1. Data source — Instead of scraping GitHub/Reddit, the scraper would call the chatbot platform's configuration API. The JSON schema is identical, only the source field changes.

# Example: How weekly data collection would work in the real RCT context

def fetch_weekly_snapshot(platform_api_url: str, api_token: str, week_number: int) -> list[dict]:
    """
    Fetch all chatbot configurations from the RCT platform for a given week.

    This replaces the GitHub/Reddit scrapers in production. The schema is
    identical — only the source and metadata fields change.

    Args:
        platform_api_url: Base URL of the chatbot configuration platform
        api_token:        Bearer token for authentication
        week_number:      Study week (1–N) for longitudinal tracking

    Returns:
        List of prompt records in the standard project schema
    """
    import requests
    from datetime import datetime, timezone

    headers = {"Authorization": f"Bearer {api_token}"}
    response = requests.get(f"{platform_api_url}/chatbots", headers=headers)
    chatbots = response.json()  # [{teacher_id, chatbot_id, system_prompt, ...}, ...]

    records = []
    for i, bot in enumerate(chatbots, start=1):
        records.append({
            "id": f"rct_w{week_number:02d}_{i:03d}",
            "source": "rct_platform",
            "raw_text": bot["system_prompt"],
            "language": "es",
            "collected_at": datetime.now(timezone.utc).isoformat(),
            "metadata": {
                "teacher_id": bot["teacher_id"],       # Anonymised
                "chatbot_id": bot["chatbot_id"],
                "week_number": week_number,
                "school_id": bot.get("school_id"),     # For multilevel analysis
                "condition": bot.get("condition"),     # Treatment/control arm
            }
        })
    return records

print("✅ Weekly collection function ready — drop-in replacement for scrapers.")
print("   Run on a schedule (e.g. GitHub Actions cron) to build longitudinal dataset.")

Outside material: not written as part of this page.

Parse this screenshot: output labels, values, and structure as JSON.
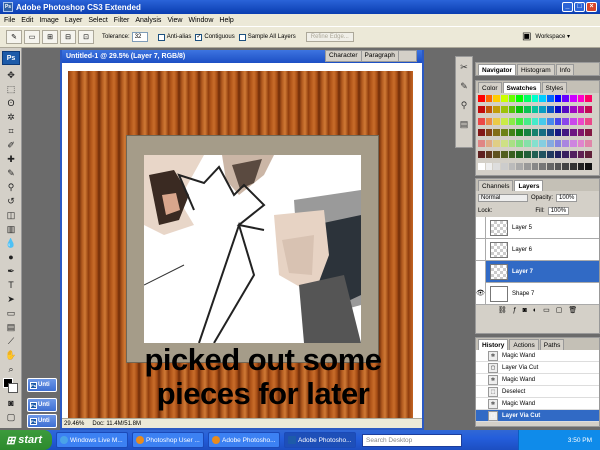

✅ Weekly collection function ready — drop-in replacement for scrapers.
   Run on a schedule (e.g. GitHub Actions cron) to build longitudinal dataset.

2. Longitudinal tracking — In the RCT, teachers iterate on their prompts over time. The week_number field in the metadata enables tracking prompt evolution: does a teacher become more scaffolding-focused as they gain experience? Do prompts converge toward warmer tones over the study period?

3. Inter-rater reliability (IRR) — For publication-quality classification, LLM outputs should be validated against human coders. The workflow:

1. Randomly sample 10–15% of prompts for double-coding by two human raters
2. Compute Cohen's κ between each rater and Gemini
3. κ > 0.70 is acceptable; retrain/refine the prompt if below
4. Report κ values transparently in the methods section

4. Outcome linkage — The final analytic step links teacher_id from the classification CSV to student outcome scores from the RCT database, enabling multilevel models of the form: controlling for student/school baseline, do high-scaffolding prompts predict greater learning gains?